The Barcelona Forum 2004 is certainly an impressive set up, designed with the same sort of flair and enthusiasm shown by the Catalan authorities when they organized the Olympics in 1992. Located right on the edge of the city overlooking the sea, the whole area around the Forum has been rebuilt and new buildings of flats, offices, a big shopping center etc. have replaced what used to be one of Barcelona’s poorest, run-down, post-industrial, polluted areas. The number of new high-rise buildings built in the past 5 years around the Forum itself is quite astounding although high prices probably mean that people who used to live in the area can’t afford to buy any of the new homes available. Barcelona is famous for its modern architecture, and the new buildings are another example of the style and confidence of Catalan architects. Also, some of the old factory chimneys have been left standing inbetween some of the flashy new buildings, and the effect is quite impressive.
The Forum itself is made up of enormous colourful buildings housing the various exhibitions, conferences, dialogues, concerts etc.
All the dialogues are held on one side, and all the exhibitions on the other. A concert is held every evening. The Forum 2004 organisation describes the event as “A new and creative space for reflection and experimentation in relation to the main cultural and social conflicts that humanity is faced with at the outset of the 21st century“, and the design of the whole area certainly reflects this core objective. The courtyard in the middle of the two largest buildings needs a bit more shade, and some stands selling cool drinks would be welcome.
Inside, the spacious exhibitions are equally impressive, although you can’t help experiencing a certain feeling of improvisation, especially as far as the organization of the dialogues is concerned.
It is obvious that the building was finished quite hastily and some faults are apparant – just two days ago part of the Warriors of Xian had to be closed because rain leaking through the roof was threatening to damage the exhibits.

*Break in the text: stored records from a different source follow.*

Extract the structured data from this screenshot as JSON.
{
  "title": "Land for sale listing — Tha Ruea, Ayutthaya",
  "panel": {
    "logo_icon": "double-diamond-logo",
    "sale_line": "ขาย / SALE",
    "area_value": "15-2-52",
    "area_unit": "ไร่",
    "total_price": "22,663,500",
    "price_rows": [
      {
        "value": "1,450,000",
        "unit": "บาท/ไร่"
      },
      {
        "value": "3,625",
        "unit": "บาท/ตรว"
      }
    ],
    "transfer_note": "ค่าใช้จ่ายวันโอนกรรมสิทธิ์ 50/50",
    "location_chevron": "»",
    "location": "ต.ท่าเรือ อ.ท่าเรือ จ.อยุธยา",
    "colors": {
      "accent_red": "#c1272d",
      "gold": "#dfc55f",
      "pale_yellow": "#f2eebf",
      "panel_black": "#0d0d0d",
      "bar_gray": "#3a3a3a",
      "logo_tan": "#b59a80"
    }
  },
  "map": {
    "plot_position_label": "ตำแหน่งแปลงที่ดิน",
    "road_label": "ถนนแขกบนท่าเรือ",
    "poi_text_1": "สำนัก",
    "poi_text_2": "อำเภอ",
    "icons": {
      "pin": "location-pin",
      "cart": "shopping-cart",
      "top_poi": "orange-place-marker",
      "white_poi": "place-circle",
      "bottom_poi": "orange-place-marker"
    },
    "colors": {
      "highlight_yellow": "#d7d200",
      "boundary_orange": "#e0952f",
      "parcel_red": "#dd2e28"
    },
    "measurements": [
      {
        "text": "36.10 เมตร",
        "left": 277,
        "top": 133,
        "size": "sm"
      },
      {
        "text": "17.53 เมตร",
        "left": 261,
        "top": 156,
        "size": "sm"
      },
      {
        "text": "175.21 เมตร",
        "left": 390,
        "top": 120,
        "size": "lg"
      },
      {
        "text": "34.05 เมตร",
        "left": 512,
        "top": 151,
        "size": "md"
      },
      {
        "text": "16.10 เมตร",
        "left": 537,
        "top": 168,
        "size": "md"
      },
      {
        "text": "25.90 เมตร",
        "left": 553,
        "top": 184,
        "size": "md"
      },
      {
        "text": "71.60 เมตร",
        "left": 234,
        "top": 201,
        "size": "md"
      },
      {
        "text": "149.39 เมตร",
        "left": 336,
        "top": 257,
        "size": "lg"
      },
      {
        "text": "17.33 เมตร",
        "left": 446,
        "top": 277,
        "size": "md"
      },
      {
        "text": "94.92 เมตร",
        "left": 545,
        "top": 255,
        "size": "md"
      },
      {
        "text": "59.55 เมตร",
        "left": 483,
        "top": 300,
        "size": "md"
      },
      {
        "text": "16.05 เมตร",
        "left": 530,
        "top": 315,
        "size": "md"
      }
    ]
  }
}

We asked local people (mostly taxi drivers because there weren’t many adult locals in the Forum itself – most of the visitors during the week are non-Catalan except for the hundreds of school children, ages ranging from 5 to 18) what they thought of the Forum. Most reaction was quite sceptical. I’d read an article in El Pais last week in which the Mayor of Barcelona admitted that the Forum hadn’t managed to “connect” with a significant part of Barcelona’s population, and this was certainly the impression we got. One taxi driver criticised the prices and said that they were so high that he wouldn’t be able to take his family (a day pass costs 21,00 € (adults), 15,80 € (ages 17-25), and 12,60 € (ages 7-16, pensioners and disabled people).
Visitors are not allowed to take their own sandwiches and drinks, which makes a visit even more expensive. The driver commented that people living in Barcelona should have been offered a discount or a complementary family day pass or something similar. He also asked how local people could possibly feel part of something they simply couldn’t afford to visit. Good point.
The Barcelona Forum 2004 is a spectacular set-up inspired by impressive ideals. And if it does turn out to be a regular event that succeeds in encouraging international dialogue and debate of important global issues, then it is an initiative we should welcome and support. But it might take time, and some organizational readjustments, for more people to be attracted to the event. For this to happen, the glossy image portrayed by the Forum with its really exceptional array of cultural events, conferences and exhibitions, will need to be accompanied by policies capable of attracting, accommodating and integrating local people aswell as one-off visitors.